Merajut Doa Menggapai Harapan dalam Rongsokan Puing Itu

Merajut Doa Menggapai Harapan dalam Rongsokan Puing Itu

(Refleksi kritis terhadap musibah gempa padang)



Love God, He would be with you. Obey him and he would show the secret of the truth

“Badan Nasional Penanggulangan Bencana (BNPB) mengungkapkan hingga Minggu (4/10/2009) pukul 09.00 WIB korban tewas akibat gempa bumi 7,6 SR di Sumatera Barat (Sumbar) mencapai 603 orang. Sekitar 343 warga dinyatakan masih hilang. "Sebanyak 412 orang luka berat, 2.096 orang luka ringan dan 736 orang masih mengungsi. Korban terbanyak saat ini berasal dari Kab. Padang Pariaman dengan 276 tewas dan korban tewas dari kota Padang mencapai 231 orang,". BNPB juga mencatat, 83.172 unit rumah mengalami kerusakan berat, 32.312 rusak sedang dan 64.145 rusak ringan. Selain itu, sarana kesehatan yang rusak berat berjumlah 25 unit, sekitar 135 fasilitas pendidikan mengalami kerusakan parah, serta 4 jembatan masing 2 jembatan di Kabupaten Solok dan 2 jembatan di Kabupaten Agam mengalami kerusakan berat” (detik.com, diakses 4/10/09, pkl: 18.00)

Sebuah term: “Banyak orang yang menganggap bahwa ketika tengah ditimpa musibah atau bencana, maka pada saat itu mereka beranggapan bahwa Tuhan tengah murka kepada kita, dan pada saat itu keputus asaan melanda kita sejadi-jadinya”.

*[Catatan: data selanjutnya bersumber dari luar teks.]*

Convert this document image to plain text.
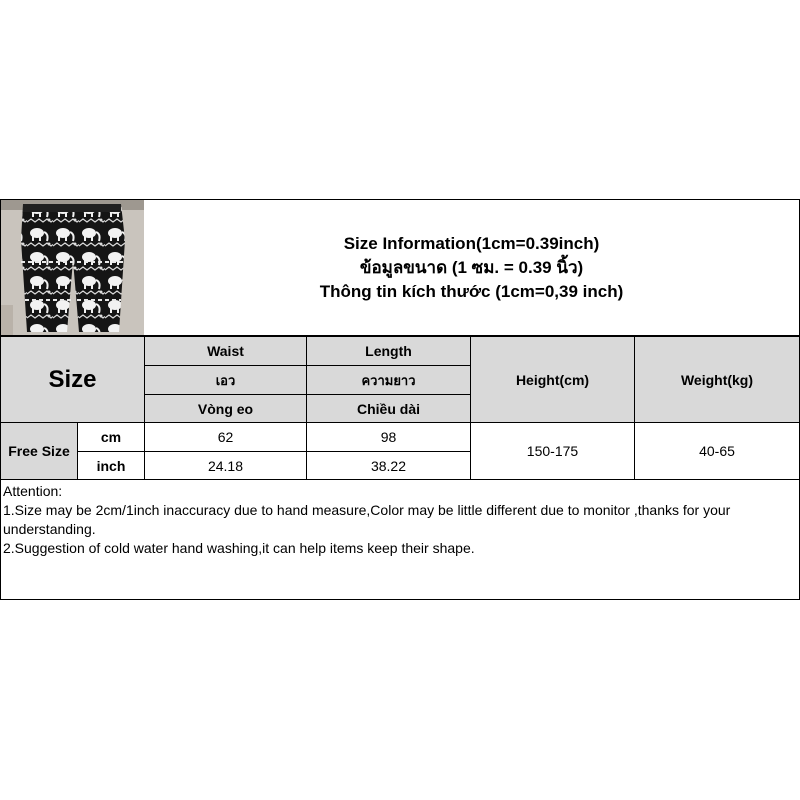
Size Information(1cm=0.39inch)
ข้อมูลขนาด (1 ซม. = 0.39 นิ้ว)
Thông tin kích thước (1cm=0,39 inch)
Size
Waist
เอว
Vòng eo
Length
ความยาว
Chiều dài
Height(cm)	Weight(kg)
Free Size
cm
inch
62
24.18
98
38.22
150-175	40-65
Attention:
1.Size may be 2cm/1inch inaccuracy due to hand measure,Color may be little different due to monitor ,thanks for your understanding.
2.Suggestion of cold water hand washing,it can help items keep their shape.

Padahal jika kita menganalogikan kasus tersebut pada sifat dan sikap manusia, term di atas tidak dapat ditangkap logis secara nalar. Maksud saya seperti ini, ketika suatu ketika atasan saya marah kepada saya. Maka, “kemarahan” atasan saya adalah buah dari kekecewaan atasan saya terhadap pekerjaan saya yang tidak beres (dalam hal ini kausalitas/ hukum sebab akibat berlaku). Contoh mudah yang lebih konkrit adalah tidak mungkin ada asap tanpa terlebih dahulu adanya api. Kembali ke term di atas dan mengapa saya bilang anggapan seperti di atas tidak logis, karena ada dalam diri manusia sikap egoisentris yang jika dibombardir oleh sanggahan-sanggahan yang bersifat immaterial (statement) maka ia tidak dapat goyah sedikitpun. Maksud sederhana saya misalnya ketika kita sedang berdebat tentang mengapa tingakat kecelakaan lalu lintas banyak terjadi pada pengendara sepeda motor dan apa penyebab-penyebabnya, maka masing-masing kita akan memiliki pembenaran tentang hal tersebut. Pun ketika anggapan kita tidak diterima oleh orang lain maka tetap di dalam diri kita sendiri, kita akan terus menganggap bahwa pendapat kitalah yang paling benar. Lalu jika begitu apakah sampai seterusnya manusia tidak akan pernah memiliki 1 anggapan yang sama terhadap sesuatu hal?, dan jawabannya adalah ada satu titik ketika kita akan memiliki 1 persepsi yang sama terhadap sesuatu, dan jawabannya adalah ketika secara bersama-sama kita dihadapkan pada fakta riil yang tengah kita perdebatkan. Contoh konkritnya adalah: kita pasti akan memiliki persepsi yang sama terhadap berbagai macam penyebab kecelakaan lalu lintas pada pengendara sepeda motor, ketika saya dan anda bersama-sama berboncenga mengendarai sepeda motor dan pada saat yang bersamaan kita mengalami kecelakaan (naudzubilah). Maka setelah itu kita akan memiliki 1 persepsi yang sama yaitu bahwa kecelakaan terjadi karena kita tidak hati-hati, dan tidak mematuhi peraturan lalu lintas.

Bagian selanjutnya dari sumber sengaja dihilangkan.